Shorna Akter

Personal information
- Full name: Shorna Akter
- Born: 1 January 2007 (age 19) Jamalpur, Bangladesh
- Batting: Right-handed
- Bowling: Right-arm leg-break
- Role: All-rounder

International information
- National side: Bangladesh;
- ODI debut (cap 35): 16 July 2023 v India
- Last ODI: 21 March 2024 v Australia
- T20I debut (cap 36): 12 February 2023 v Sri Lanka
- Last T20I: 8 December 2023 v South Africa
- T20I shirt no.: 11

Domestic team information
- 2022: Chittagong Division
- 2022/23: Jamuna

Career statistics
| Competition | ODI | T20I |
| Matches | 10 | 21 |
| Runs scored | 54 | 204 |
| Batting average | 9.00 | 13.60 |
| 100s/50s | 0/0 | 0/0 |
| Top score | 27* | 31 |
| Balls bowled | 155 | 172 |
| Wickets | 2 | 12 |
| Bowling average | 65.50 | 18.08 |
| 5 wickets in innings | 0 | 1 |
| 10 wickets in match | 0 | 0 |
| Best bowling | 1/19 | 5/28 |
| Catches/stumpings | 1/– | 5/– |

Medal record
Representing Bangladesh
Women's Cricket
Asian Games
| Bronze medal – third place | 2022 Hangzhou | Team |
- Source: CricketArchive, 21 March 2024

= Shorna Akter =

Bangladeshi cricketer (born 2007)

Shorna Akter (স্বর্ণা আক্তার; born 1 January 2007) is a Bangladeshi cricketer who plays for the Bangladesh women's national cricket team as a right-arm leg-break bowler and right-hand batter.

==International career==
In December 2022, she was selected to Bangladesh women's under-19 cricket team for the 2023 Under-19 Women's T20 World Cup. She scored 153 runs at the average of 51.00 and one half-century (50*) in that tournament. She was the only Bangladeshi player named in the ICC team of the tournament.

In January 2023 she was named in Bangladesh's T20I squad for the 2023 ICC Women's T20 World Cup. She made her Twenty20 International (T20I) debut against Sri Lanka on 12 January 2023 in the T20 World Cup. She scored 59 runs and took 2 wickets in that tournament.

In April 2023, she was named for the Bangladesh's T20I and ODI squad for the series against Sri Lanka. Later she was ruled out of the series due to injury. In July 2023, she was named in the ODI squad for the series against India. She made her One Day International (ODI) debut against India, on 16 July 2023. But she didn't come to bat due to appendicitis pain.
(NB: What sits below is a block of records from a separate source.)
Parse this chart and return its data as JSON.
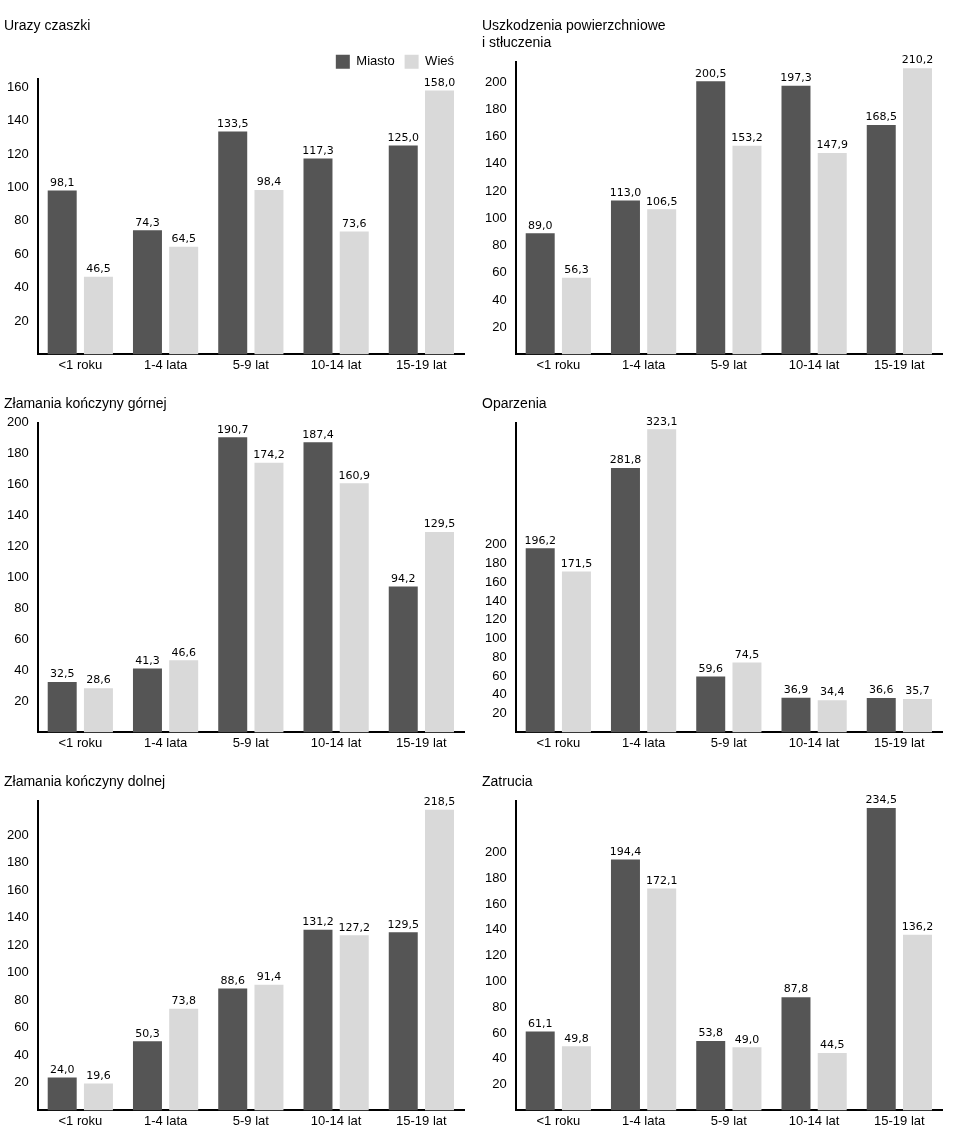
{
  "chart_data": [
    {
      "type": "bar",
      "title": "Urazy czaszki",
      "categories": [
        "<1 roku",
        "1-4 lata",
        "5-9 lat",
        "10-14 lat",
        "15-19 lat"
      ],
      "ylim": [
        0,
        165
      ],
      "yticks": [
        20,
        40,
        60,
        80,
        100,
        120,
        140,
        160
      ],
      "grid": false,
      "legend": "top right",
      "series": [
        {
          "name": "Miasto",
          "color": "#555555",
          "values": [
            98.1,
            74.3,
            133.5,
            117.3,
            125.0
          ],
          "value_labels": [
            "98,1",
            "74,3",
            "133,5",
            "117,3",
            "125,0"
          ]
        },
        {
          "name": "Wieś",
          "color": "#d9d9d9",
          "values": [
            46.5,
            64.5,
            98.4,
            73.6,
            158.0
          ],
          "value_labels": [
            "46,5",
            "64,5",
            "98,4",
            "73,6",
            "158,0"
          ]
        }
      ]
    },
    {
      "type": "bar",
      "title": "Uszkodzenia powierzchniowe\ni stłuczenia",
      "categories": [
        "<1 roku",
        "1-4 lata",
        "5-9 lat",
        "10-14 lat",
        "15-19 lat"
      ],
      "ylim": [
        0,
        215
      ],
      "yticks": [
        20,
        40,
        60,
        80,
        100,
        120,
        140,
        160,
        180,
        200
      ],
      "grid": false,
      "series": [
        {
          "color": "#555555",
          "values": [
            89.0,
            113.0,
            200.5,
            197.3,
            168.5
          ],
          "value_labels": [
            "89,0",
            "113,0",
            "200,5",
            "197,3",
            "168,5"
          ]
        },
        {
          "color": "#d9d9d9",
          "values": [
            56.3,
            106.5,
            153.2,
            147.9,
            210.2
          ],
          "value_labels": [
            "56,3",
            "106,5",
            "153,2",
            "147,9",
            "210,2"
          ]
        }
      ]
    },
    {
      "type": "bar",
      "title": "Złamania kończyny górnej",
      "categories": [
        "<1 roku",
        "1-4 lata",
        "5-9 lat",
        "10-14 lat",
        "15-19 lat"
      ],
      "ylim": [
        0,
        200
      ],
      "yticks": [
        20,
        40,
        60,
        80,
        100,
        120,
        140,
        160,
        180,
        200
      ],
      "grid": false,
      "series": [
        {
          "color": "#555555",
          "values": [
            32.5,
            41.3,
            190.7,
            187.4,
            94.2
          ],
          "value_labels": [
            "32,5",
            "41,3",
            "190,7",
            "187,4",
            "94,2"
          ]
        },
        {
          "color": "#d9d9d9",
          "values": [
            28.6,
            46.6,
            174.2,
            160.9,
            129.5
          ],
          "value_labels": [
            "28,6",
            "46,6",
            "174,2",
            "160,9",
            "129,5"
          ]
        }
      ]
    },
    {
      "type": "bar",
      "title": "Oparzenia",
      "categories": [
        "<1 roku",
        "1-4 lata",
        "5-9 lat",
        "10-14 lat",
        "15-19 lat"
      ],
      "ylim": [
        0,
        330
      ],
      "yticks": [
        20,
        40,
        60,
        80,
        100,
        120,
        140,
        160,
        180,
        200
      ],
      "grid": false,
      "series": [
        {
          "color": "#555555",
          "values": [
            196.2,
            281.8,
            59.6,
            36.9,
            36.6
          ],
          "value_labels": [
            "196,2",
            "281,8",
            "59,6",
            "36,9",
            "36,6"
          ]
        },
        {
          "color": "#d9d9d9",
          "values": [
            171.5,
            323.1,
            74.5,
            34.4,
            35.7
          ],
          "value_labels": [
            "171,5",
            "323,1",
            "74,5",
            "34,4",
            "35,7"
          ]
        }
      ]
    },
    {
      "type": "bar",
      "title": "Złamania kończyny dolnej",
      "categories": [
        "<1 roku",
        "1-4 lata",
        "5-9 lat",
        "10-14 lat",
        "15-19 lat"
      ],
      "ylim": [
        0,
        225
      ],
      "yticks": [
        20,
        40,
        60,
        80,
        100,
        120,
        140,
        160,
        180,
        200
      ],
      "grid": false,
      "series": [
        {
          "color": "#555555",
          "values": [
            24.0,
            50.3,
            88.6,
            131.2,
            129.5
          ],
          "value_labels": [
            "24,0",
            "50,3",
            "88,6",
            "131,2",
            "129,5"
          ]
        },
        {
          "color": "#d9d9d9",
          "values": [
            19.6,
            73.8,
            91.4,
            127.2,
            218.5
          ],
          "value_labels": [
            "19,6",
            "73,8",
            "91,4",
            "127,2",
            "218,5"
          ]
        }
      ]
    },
    {
      "type": "bar",
      "title": "Zatrucia",
      "categories": [
        "<1 roku",
        "1-4 lata",
        "5-9 lat",
        "10-14 lat",
        "15-19 lat"
      ],
      "ylim": [
        0,
        240
      ],
      "yticks": [
        20,
        40,
        60,
        80,
        100,
        120,
        140,
        160,
        180,
        200
      ],
      "grid": false,
      "series": [
        {
          "color": "#555555",
          "values": [
            61.1,
            194.4,
            53.8,
            87.8,
            234.5
          ],
          "value_labels": [
            "61,1",
            "194,4",
            "53,8",
            "87,8",
            "234,5"
          ]
        },
        {
          "color": "#d9d9d9",
          "values": [
            49.8,
            172.1,
            49.0,
            44.5,
            136.2
          ],
          "value_labels": [
            "49,8",
            "172,1",
            "49,0",
            "44,5",
            "136,2"
          ]
        }
      ]
    }
  ]
}
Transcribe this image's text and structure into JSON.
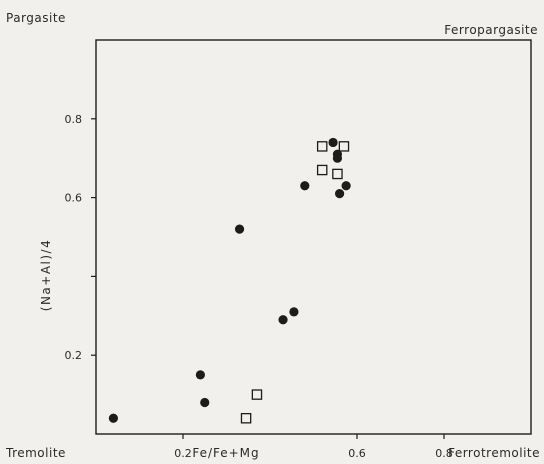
{
  "chart_data": {
    "type": "scatter",
    "corners": {
      "top_left": "Pargasite",
      "top_right": "Ferropargasite",
      "bottom_left": "Tremolite",
      "bottom_right": "Ferrotremolite"
    },
    "xlabel": "Fe/Fe+Mg",
    "ylabel": "(Na+Al)/4",
    "xlim": [
      0,
      1
    ],
    "ylim": [
      0,
      1
    ],
    "x_ticks": [
      {
        "value": 0.2,
        "label": "0.2"
      },
      {
        "value": 0.6,
        "label": "0.6"
      },
      {
        "value": 0.8,
        "label": "0.8"
      }
    ],
    "y_ticks": [
      {
        "value": 0.2,
        "label": "0.2"
      },
      {
        "value": 0.4,
        "label": ""
      },
      {
        "value": 0.6,
        "label": "0.6"
      },
      {
        "value": 0.8,
        "label": "0.8"
      }
    ],
    "grid": false,
    "legend": "none",
    "colors": {
      "ink": "#1c1c1c",
      "background": "#f1f0ec"
    },
    "series": [
      {
        "marker": "filled-circle",
        "points": [
          {
            "x": 0.04,
            "y": 0.04
          },
          {
            "x": 0.24,
            "y": 0.15
          },
          {
            "x": 0.25,
            "y": 0.08
          },
          {
            "x": 0.33,
            "y": 0.52
          },
          {
            "x": 0.43,
            "y": 0.29
          },
          {
            "x": 0.455,
            "y": 0.31
          },
          {
            "x": 0.48,
            "y": 0.63
          },
          {
            "x": 0.545,
            "y": 0.74
          },
          {
            "x": 0.555,
            "y": 0.71
          },
          {
            "x": 0.555,
            "y": 0.7
          },
          {
            "x": 0.56,
            "y": 0.61
          },
          {
            "x": 0.575,
            "y": 0.63
          }
        ]
      },
      {
        "marker": "open-square",
        "points": [
          {
            "x": 0.37,
            "y": 0.1
          },
          {
            "x": 0.345,
            "y": 0.04
          },
          {
            "x": 0.52,
            "y": 0.73
          },
          {
            "x": 0.57,
            "y": 0.73
          },
          {
            "x": 0.52,
            "y": 0.67
          },
          {
            "x": 0.555,
            "y": 0.66
          }
        ]
      }
    ]
  }
}
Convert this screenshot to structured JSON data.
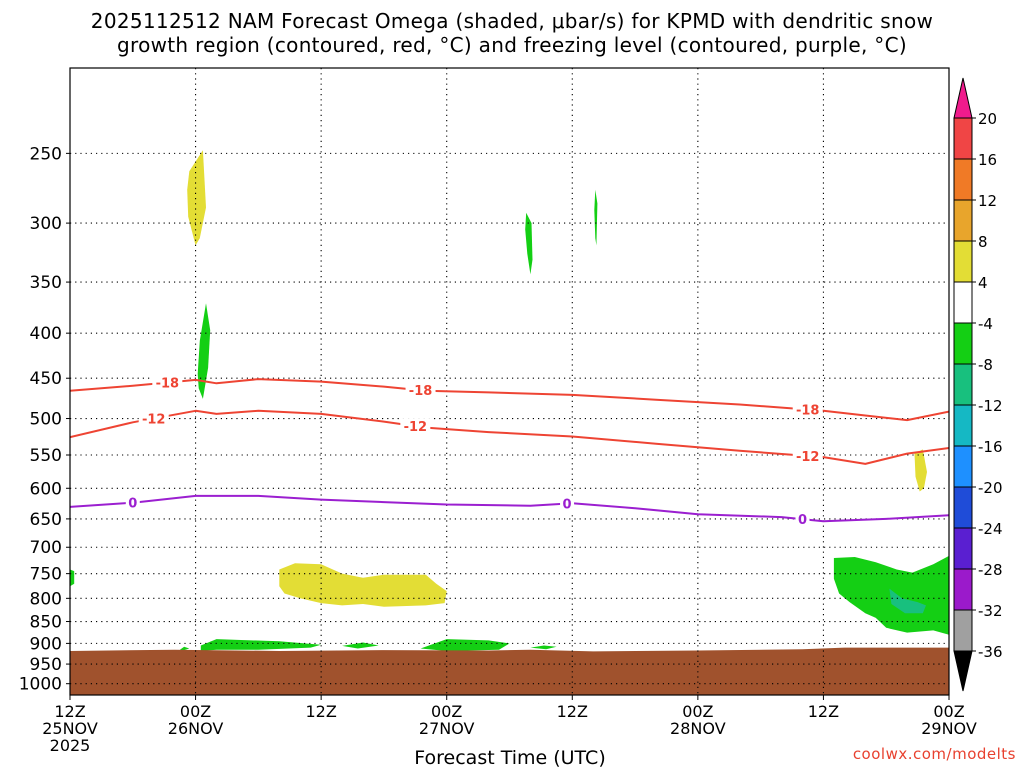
{
  "title_line1": "2025112512 NAM Forecast Omega (shaded, μbar/s) for KPMD with dendritic snow",
  "title_line2": "growth region (contoured, red, °C) and freezing level (contoured, purple, °C)",
  "credit": "coolwx.com/modelts",
  "chart_data": {
    "type": "contour",
    "title": "2025112512 NAM Forecast Omega (shaded, μbar/s) for KPMD with dendritic snow growth region (contoured, red, °C) and freezing level (contoured, purple, °C)",
    "xlabel": "Forecast Time (UTC)",
    "ylabel": "",
    "x_range_hours": [
      0,
      84
    ],
    "y_range_hpa": [
      200,
      1030
    ],
    "y_scale": "log-pressure",
    "grid": true,
    "x_ticks": [
      {
        "hour": 0,
        "lines": [
          "12Z",
          "25NOV",
          "2025"
        ]
      },
      {
        "hour": 12,
        "lines": [
          "00Z",
          "26NOV"
        ]
      },
      {
        "hour": 24,
        "lines": [
          "12Z"
        ]
      },
      {
        "hour": 36,
        "lines": [
          "00Z",
          "27NOV"
        ]
      },
      {
        "hour": 48,
        "lines": [
          "12Z"
        ]
      },
      {
        "hour": 60,
        "lines": [
          "00Z",
          "28NOV"
        ]
      },
      {
        "hour": 72,
        "lines": [
          "12Z"
        ]
      },
      {
        "hour": 84,
        "lines": [
          "00Z",
          "29NOV"
        ]
      }
    ],
    "y_ticks": [
      250,
      300,
      350,
      400,
      450,
      500,
      550,
      600,
      650,
      700,
      750,
      800,
      850,
      900,
      950,
      1000
    ],
    "colorbar": {
      "labels": [
        "20",
        "16",
        "12",
        "8",
        "4",
        "-4",
        "-8",
        "-12",
        "-16",
        "-20",
        "-24",
        "-28",
        "-32",
        "-36"
      ],
      "colors": [
        "#f01b8c",
        "#f04545",
        "#f07a26",
        "#e8a52c",
        "#e3dd35",
        "#ffffff",
        "#14cf14",
        "#18c07e",
        "#15b8c4",
        "#1e90ff",
        "#1f4cd8",
        "#5a1fd1",
        "#9b1acb",
        "#a0a0a0",
        "#000000"
      ]
    },
    "contours": [
      {
        "name": "-18",
        "color": "#ee4433",
        "label_hours": [
          9.3,
          33.5,
          70.5
        ],
        "points": [
          [
            0,
            465
          ],
          [
            6,
            459
          ],
          [
            12,
            452
          ],
          [
            14,
            456
          ],
          [
            18,
            451
          ],
          [
            24,
            454
          ],
          [
            30,
            460
          ],
          [
            34,
            465
          ],
          [
            40,
            467
          ],
          [
            48,
            470
          ],
          [
            56,
            476
          ],
          [
            64,
            482
          ],
          [
            72,
            490
          ],
          [
            76,
            496
          ],
          [
            80,
            502
          ],
          [
            84,
            491
          ]
        ]
      },
      {
        "name": "-12",
        "color": "#ee4433",
        "label_hours": [
          8.0,
          33.0,
          70.5
        ],
        "points": [
          [
            0,
            525
          ],
          [
            6,
            505
          ],
          [
            12,
            490
          ],
          [
            14,
            494
          ],
          [
            18,
            490
          ],
          [
            24,
            494
          ],
          [
            30,
            504
          ],
          [
            34,
            512
          ],
          [
            40,
            518
          ],
          [
            48,
            524
          ],
          [
            56,
            534
          ],
          [
            64,
            544
          ],
          [
            72,
            553
          ],
          [
            76,
            563
          ],
          [
            80,
            548
          ],
          [
            84,
            540
          ]
        ]
      },
      {
        "name": "0",
        "color": "#9b1fd0",
        "label_hours": [
          6.0,
          47.5,
          70.0
        ],
        "points": [
          [
            0,
            630
          ],
          [
            6,
            623
          ],
          [
            12,
            612
          ],
          [
            18,
            612
          ],
          [
            24,
            618
          ],
          [
            30,
            622
          ],
          [
            36,
            626
          ],
          [
            44,
            628
          ],
          [
            48,
            624
          ],
          [
            54,
            632
          ],
          [
            60,
            642
          ],
          [
            68,
            647
          ],
          [
            72,
            654
          ],
          [
            78,
            650
          ],
          [
            84,
            644
          ]
        ]
      }
    ],
    "shaded_regions": [
      {
        "value_range": "4 to 8",
        "color": "#e3dd35",
        "points": [
          [
            11.4,
            262
          ],
          [
            12.7,
            248
          ],
          [
            13.0,
            288
          ],
          [
            12.4,
            312
          ],
          [
            12.0,
            318
          ],
          [
            11.3,
            295
          ],
          [
            11.2,
            275
          ]
        ]
      },
      {
        "value_range": "-4 to -8",
        "color": "#14cf14",
        "points": [
          [
            12.2,
            445
          ],
          [
            12.4,
            408
          ],
          [
            13.0,
            370
          ],
          [
            13.4,
            397
          ],
          [
            13.2,
            438
          ],
          [
            12.7,
            475
          ],
          [
            12.3,
            462
          ]
        ]
      },
      {
        "value_range": "-4 to -8",
        "color": "#14cf14",
        "points": [
          [
            43.6,
            292
          ],
          [
            44.1,
            300
          ],
          [
            44.2,
            330
          ],
          [
            44.0,
            343
          ],
          [
            43.7,
            325
          ],
          [
            43.5,
            305
          ]
        ]
      },
      {
        "value_range": "-4 to -8",
        "color": "#14cf14",
        "points": [
          [
            50.2,
            275
          ],
          [
            50.4,
            285
          ],
          [
            50.3,
            318
          ],
          [
            50.2,
            312
          ],
          [
            50.1,
            290
          ]
        ]
      },
      {
        "value_range": "4 to 8",
        "color": "#e3dd35",
        "points": [
          [
            20.0,
            742
          ],
          [
            21.5,
            730
          ],
          [
            24.0,
            732
          ],
          [
            26.0,
            750
          ],
          [
            28.0,
            758
          ],
          [
            30.0,
            752
          ],
          [
            34.0,
            752
          ],
          [
            35.0,
            770
          ],
          [
            36.0,
            785
          ],
          [
            35.8,
            810
          ],
          [
            34.0,
            815
          ],
          [
            30.0,
            818
          ],
          [
            28.0,
            812
          ],
          [
            26.0,
            815
          ],
          [
            24.0,
            810
          ],
          [
            22.0,
            800
          ],
          [
            20.5,
            790
          ],
          [
            20.0,
            775
          ]
        ]
      },
      {
        "value_range": "4 to 8",
        "color": "#e3dd35",
        "points": [
          [
            80.7,
            548
          ],
          [
            81.5,
            542
          ],
          [
            81.9,
            575
          ],
          [
            81.6,
            600
          ],
          [
            81.2,
            605
          ],
          [
            80.8,
            582
          ]
        ]
      },
      {
        "value_range": "-4 to -8",
        "color": "#14cf14",
        "points": [
          [
            73.0,
            720
          ],
          [
            75.0,
            718
          ],
          [
            77.0,
            728
          ],
          [
            79.0,
            742
          ],
          [
            80.5,
            748
          ],
          [
            82.5,
            732
          ],
          [
            84.0,
            716
          ],
          [
            84.0,
            880
          ],
          [
            82.5,
            870
          ],
          [
            80.0,
            875
          ],
          [
            78.0,
            864
          ],
          [
            77.0,
            842
          ],
          [
            76.0,
            832
          ],
          [
            74.5,
            808
          ],
          [
            73.5,
            790
          ],
          [
            73.0,
            760
          ]
        ]
      },
      {
        "value_range": "-8 to -12",
        "color": "#18c07e",
        "points": [
          [
            78.3,
            780
          ],
          [
            79.5,
            800
          ],
          [
            81.0,
            808
          ],
          [
            81.8,
            815
          ],
          [
            81.5,
            832
          ],
          [
            79.8,
            832
          ],
          [
            78.5,
            812
          ]
        ]
      },
      {
        "value_range": "-4 to -8",
        "color": "#14cf14",
        "points": [
          [
            12.5,
            905
          ],
          [
            14.0,
            890
          ],
          [
            20.0,
            895
          ],
          [
            24.0,
            903
          ],
          [
            23.0,
            910
          ],
          [
            18.0,
            915
          ],
          [
            14.0,
            915
          ],
          [
            12.5,
            918
          ]
        ]
      },
      {
        "value_range": "-4 to -8",
        "color": "#14cf14",
        "points": [
          [
            33.5,
            912
          ],
          [
            36.0,
            890
          ],
          [
            40.0,
            893
          ],
          [
            42.0,
            900
          ],
          [
            41.0,
            915
          ],
          [
            36.0,
            918
          ]
        ]
      },
      {
        "value_range": "-4 to -8",
        "color": "#14cf14",
        "points": [
          [
            26.0,
            906
          ],
          [
            28.0,
            898
          ],
          [
            29.5,
            905
          ],
          [
            27.5,
            912
          ]
        ]
      },
      {
        "value_range": "-4 to -8",
        "color": "#14cf14",
        "points": [
          [
            10.5,
            915
          ],
          [
            10.9,
            908
          ],
          [
            11.4,
            912
          ],
          [
            10.8,
            917
          ]
        ]
      },
      {
        "value_range": "-4 to -8",
        "color": "#14cf14",
        "points": [
          [
            44.0,
            910
          ],
          [
            45.3,
            905
          ],
          [
            46.5,
            908
          ],
          [
            45.5,
            914
          ]
        ]
      },
      {
        "value_range": "-4 to -8",
        "color": "#14cf14",
        "points": [
          [
            0.0,
            742
          ],
          [
            0.4,
            745
          ],
          [
            0.4,
            770
          ],
          [
            0.0,
            775
          ]
        ]
      }
    ],
    "terrain": {
      "color": "#a0522d",
      "surface_hpa": 915
    },
    "terrain_surface": [
      [
        0,
        918
      ],
      [
        10,
        915
      ],
      [
        20,
        918
      ],
      [
        30,
        916
      ],
      [
        40,
        917
      ],
      [
        44,
        915
      ],
      [
        50,
        919
      ],
      [
        60,
        917
      ],
      [
        70,
        914
      ],
      [
        74,
        910
      ],
      [
        84,
        910
      ]
    ]
  }
}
In August 2023, she was selected to the national team for the 2022 Asian Games. She was the part of Bronze medal winning team of Bangladesh in that tournament.

In October 2023, she played all round performances against Pakistan in T20I series and helping Bangladesh to win maiden T20I series over Pakistan. She took her maiden five-wicket haul (5/28 in her 4 overs) in T20Is on 3 December 2023, against South Africa when Bangladesh tour to South Africa.

She was named in the Bangladesh squad for the 2024 ICC Women's T20 World Cup.

Akter was part of the Bangladesh squad for the 2025 Women's Cricket World Cup Qualifier in Pakistan in April 2025.